14/07/14 à 16:39 - Mise à jour à 16:39

Source: Le Vif

Les cliniques universitaires Saint-Luc, à Bruxelles, ont lancé un "Institut des maladies rares", destiné aux patients et aux médecins traitants confrontés à une pathologie de ce type.

Un "Institut des maladies rares" voit le jour aux cliniques Saint-Luc de Bruxelles

© Capture d'écran-institutdesmaladiesrares

Une maladie est dite "rare" lorsqu'elle affecte moins de 1 personne sur 2000. En Belgique, ce sont 700.000 personnes qui sont concernées.

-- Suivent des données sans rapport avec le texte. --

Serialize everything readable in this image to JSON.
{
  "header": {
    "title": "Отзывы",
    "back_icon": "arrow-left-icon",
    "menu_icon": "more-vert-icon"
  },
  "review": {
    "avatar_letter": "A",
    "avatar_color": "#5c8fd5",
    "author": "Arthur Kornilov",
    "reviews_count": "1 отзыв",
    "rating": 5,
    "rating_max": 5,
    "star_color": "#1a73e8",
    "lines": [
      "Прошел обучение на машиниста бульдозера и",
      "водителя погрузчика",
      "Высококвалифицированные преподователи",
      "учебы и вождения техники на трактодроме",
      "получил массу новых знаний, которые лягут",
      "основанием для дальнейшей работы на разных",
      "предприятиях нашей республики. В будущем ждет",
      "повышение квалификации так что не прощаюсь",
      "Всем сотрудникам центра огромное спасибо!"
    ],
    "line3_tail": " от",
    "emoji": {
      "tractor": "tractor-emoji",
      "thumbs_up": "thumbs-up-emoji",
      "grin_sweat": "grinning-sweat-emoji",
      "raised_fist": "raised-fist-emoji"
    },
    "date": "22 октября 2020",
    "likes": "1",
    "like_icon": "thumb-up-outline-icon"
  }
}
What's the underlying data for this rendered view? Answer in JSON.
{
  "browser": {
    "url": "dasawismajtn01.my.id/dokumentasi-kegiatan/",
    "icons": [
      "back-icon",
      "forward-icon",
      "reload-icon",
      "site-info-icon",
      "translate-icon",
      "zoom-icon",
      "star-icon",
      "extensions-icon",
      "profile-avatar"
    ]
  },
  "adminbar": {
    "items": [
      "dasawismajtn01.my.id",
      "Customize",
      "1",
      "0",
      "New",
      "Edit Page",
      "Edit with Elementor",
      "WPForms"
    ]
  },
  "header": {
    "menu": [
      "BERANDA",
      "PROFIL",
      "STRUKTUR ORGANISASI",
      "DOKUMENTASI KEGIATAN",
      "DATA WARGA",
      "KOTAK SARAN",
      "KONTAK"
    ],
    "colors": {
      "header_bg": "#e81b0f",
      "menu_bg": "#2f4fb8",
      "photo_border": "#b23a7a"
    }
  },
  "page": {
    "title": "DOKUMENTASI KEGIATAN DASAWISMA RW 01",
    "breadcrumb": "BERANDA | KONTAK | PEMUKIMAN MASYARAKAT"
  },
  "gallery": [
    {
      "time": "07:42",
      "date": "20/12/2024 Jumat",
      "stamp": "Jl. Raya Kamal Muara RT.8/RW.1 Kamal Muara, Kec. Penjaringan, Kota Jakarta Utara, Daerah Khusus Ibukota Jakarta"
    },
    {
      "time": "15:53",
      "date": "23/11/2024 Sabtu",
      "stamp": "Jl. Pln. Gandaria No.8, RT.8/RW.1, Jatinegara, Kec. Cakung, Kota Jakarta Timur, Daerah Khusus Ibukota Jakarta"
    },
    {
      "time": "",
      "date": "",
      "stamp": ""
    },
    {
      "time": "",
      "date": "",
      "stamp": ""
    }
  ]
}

Une très grande majorité de maladies rares sont des maladies dites orphelines, c'est-à-dire qu'il n'existe pas de traitement pour les soigner. L'objectif de l'institut, ainsi que du site internet (www.institutdesmaladiesrares.be) récemment mis en place est "d'aider les patients dans leur recherche du meilleur interlocuteur et leur permettre un accès plus aisé aux consultations", précisent les cliniques Saint-Luc.

L'institut ne se matérialise pas dans un lieu précis, mais correspond à une "structure organisationnelle" regroupant différents centres existants, comme le Centre de Référence de la mucoviscidose et le Centre des maladies métaboliques héréditaires.

Par ailleurs, divers regroupements de services médicaux centrés sur une maladie ou un groupe de maladies rares permettent un accueil spécifique des patients et des consultations multidisciplinaires dans onze "centres experts". "Le dossier de chaque patient est discuté de manière individuelle et spécifique lors de réunions multidisciplinaires, ce qui garantit un diagnostic précis incluant les derniers progrès technologiques, une prise en charge optimale et un traitement personnalisé basé sur l'expérience du groupe multidisciplinaire et les avancées les plus récentes de la médecine", résume le site internet.

En Belgique, 700.000 personnes sont atteintes d'une maladie rare, soit 6 à 8 % de la population. La plus grosse partie de ces maladies est d'origine génétique et nombre d'entre elles sont incurables et nécessitent un suivi à vie, selon les cliniques Saint-Luc.